C’est justement là que Chazelle vise juste : en offrant une mise en scène sobre, il met en avant la confrontation entre les deux personnages, laissant libre cours aux talents de Miles Teller et J.K. Simmons (qui mérite amplement son Oscar), qui porte à eux deux le film. Plus que la mise en scène, c’est le jeu vif des deux acteurs principaux qui porte le film et lui donne toute sa puissance. Les cris acharnés de J.K. Simmons, sa violence frontale pour ne pas dire physique prend tout son sens dans ce final tout en silence pour lui ; toute la finesse du jeu de l’acteur oscarisé prend alors son sens pour venir illustrer le propos du film.
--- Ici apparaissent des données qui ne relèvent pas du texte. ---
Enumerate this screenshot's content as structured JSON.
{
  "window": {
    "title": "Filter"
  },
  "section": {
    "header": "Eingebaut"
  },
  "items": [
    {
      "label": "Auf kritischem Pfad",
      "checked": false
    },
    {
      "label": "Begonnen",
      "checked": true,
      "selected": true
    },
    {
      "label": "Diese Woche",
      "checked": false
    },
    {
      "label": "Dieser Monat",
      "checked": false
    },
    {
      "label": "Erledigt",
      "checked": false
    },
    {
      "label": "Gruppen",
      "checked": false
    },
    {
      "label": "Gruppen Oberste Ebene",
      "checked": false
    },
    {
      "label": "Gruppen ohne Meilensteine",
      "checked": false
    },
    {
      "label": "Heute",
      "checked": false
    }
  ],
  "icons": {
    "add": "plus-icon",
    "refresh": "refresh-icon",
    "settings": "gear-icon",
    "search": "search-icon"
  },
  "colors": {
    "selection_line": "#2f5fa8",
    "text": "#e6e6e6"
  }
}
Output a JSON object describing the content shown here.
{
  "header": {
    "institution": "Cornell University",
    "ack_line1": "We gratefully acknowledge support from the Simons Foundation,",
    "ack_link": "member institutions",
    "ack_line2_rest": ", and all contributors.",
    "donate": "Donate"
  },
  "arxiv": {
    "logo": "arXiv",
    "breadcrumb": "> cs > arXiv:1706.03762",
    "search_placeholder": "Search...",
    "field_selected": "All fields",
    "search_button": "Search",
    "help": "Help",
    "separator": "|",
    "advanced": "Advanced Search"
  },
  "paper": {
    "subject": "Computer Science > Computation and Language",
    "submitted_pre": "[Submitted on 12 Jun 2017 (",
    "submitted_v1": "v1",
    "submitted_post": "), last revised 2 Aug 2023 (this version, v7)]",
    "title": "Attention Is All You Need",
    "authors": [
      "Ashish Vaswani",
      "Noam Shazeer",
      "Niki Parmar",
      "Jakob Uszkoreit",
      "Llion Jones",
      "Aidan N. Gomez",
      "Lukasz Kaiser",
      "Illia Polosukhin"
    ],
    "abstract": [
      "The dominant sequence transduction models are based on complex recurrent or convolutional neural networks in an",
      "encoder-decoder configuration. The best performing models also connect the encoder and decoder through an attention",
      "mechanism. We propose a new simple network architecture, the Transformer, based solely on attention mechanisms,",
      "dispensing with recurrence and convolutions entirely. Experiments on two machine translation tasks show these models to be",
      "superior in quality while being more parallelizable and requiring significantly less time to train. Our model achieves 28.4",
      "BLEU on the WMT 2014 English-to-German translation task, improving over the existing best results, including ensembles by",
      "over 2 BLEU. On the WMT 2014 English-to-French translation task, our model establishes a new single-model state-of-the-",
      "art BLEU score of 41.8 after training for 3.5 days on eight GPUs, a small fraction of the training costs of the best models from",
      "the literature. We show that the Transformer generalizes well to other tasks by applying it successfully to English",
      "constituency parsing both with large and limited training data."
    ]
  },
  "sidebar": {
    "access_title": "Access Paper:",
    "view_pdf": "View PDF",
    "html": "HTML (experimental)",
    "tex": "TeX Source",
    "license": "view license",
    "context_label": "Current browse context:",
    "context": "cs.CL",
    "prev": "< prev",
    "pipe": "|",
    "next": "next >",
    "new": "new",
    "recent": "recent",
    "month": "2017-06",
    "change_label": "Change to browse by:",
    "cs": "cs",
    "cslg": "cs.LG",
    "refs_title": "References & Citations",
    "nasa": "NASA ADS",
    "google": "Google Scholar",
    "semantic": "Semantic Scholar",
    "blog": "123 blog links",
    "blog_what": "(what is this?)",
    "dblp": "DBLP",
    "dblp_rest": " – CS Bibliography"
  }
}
De la finesse justement, Chazelle en distille tout du long ; il serait injuste de ne pas saluer le travail de Tom Cross, le monteur du film, également lauréat d’un Oscar, tant la relecture de la post-production semble de loin la plus fondamentale dans cette oeuvre. En œuvrant dans un rythme lancinant, Whiplash surprend dans ses envolées rythmiques, confrontant directement le spectateur à l’urgence de la situation, le tout dans une grammaire des plus basiques qui convoque des grands moments du Nouvel Hollywood. En donnant une grande qualité formelle à son Whiplash, Damien Chazelle nous offre un anti-film calibré, taillé pour une claque plus que pour un succès cérémonial, et cherche à chaque moment à susciter l’émotion la plus sincère et viscérale chez le spectateur. La preuve en est dans les réactions des spectateurs : une partie du public a reproché au film un côté approbateur des méthodes de Fletcher aux vues du final. Ce dégoût suscité chez eux, amplement légitime, illustre que Chazelle a réussi en partie sa volonté de nous choquer primairement et de provoquer chez nous un rejet du tyran. Jusqu’à quel niveau de sacrifice pouvons-nous aller pour réussir ? A chacun d’y trouver sa réponse. Whiplash, sans vouloir être moralisateur, cherche plutôt à être informatif. Nuala O’Faolain disait que « l’art ne se laisse pas dicter sa portée, il choisit lui-même le moment de la révéler », et cela résume finalement assez bien Whiplash. La contrainte et la négativité n’ont jamais conduit à la réussite et au bonheur, et c’est uniquement en le laissant libre que le talent peut s’exprimer. Cela, ce n’est qu’après avoir perdu ce à quoi il tenait le plus, le conservatoire Shaffer, que Fletcher a enfin pu saisir que son excès de zèle n’était finalement qu’une impasse destructrice.

Andrew (Miles Teller)

Pour conclure, Whiplash est un coup de poing cinématographique. Véritable film viscéral, le film appelle à nos émotions primaires pour nous ancrer dans son récit et nous laisser un souvenir marquant. Porté par un duo d’acteurs au sommet de leurs formes et par un montage de grande qualité, le film n’a rien perdu de sa superbe, même cinq ans après. Oeuvre marquante de notre décennie, probable meilleure oeuvre de Chazelle à l’heure actuelle, Whiplash est un de ces films qui marque une cinéphilie, et qui nous tarde déjà de (re)voir.


Note

10/10

Film coup de poing, Whiplash est une oeuvre marquante de 2014 qui, cinq ans après, n’a pas pris une ride. Porté notamment par son casting et son montage, le film offre un portrait à l’acide du jazz et constitue une étape incontournable du cinéma de cette décennie.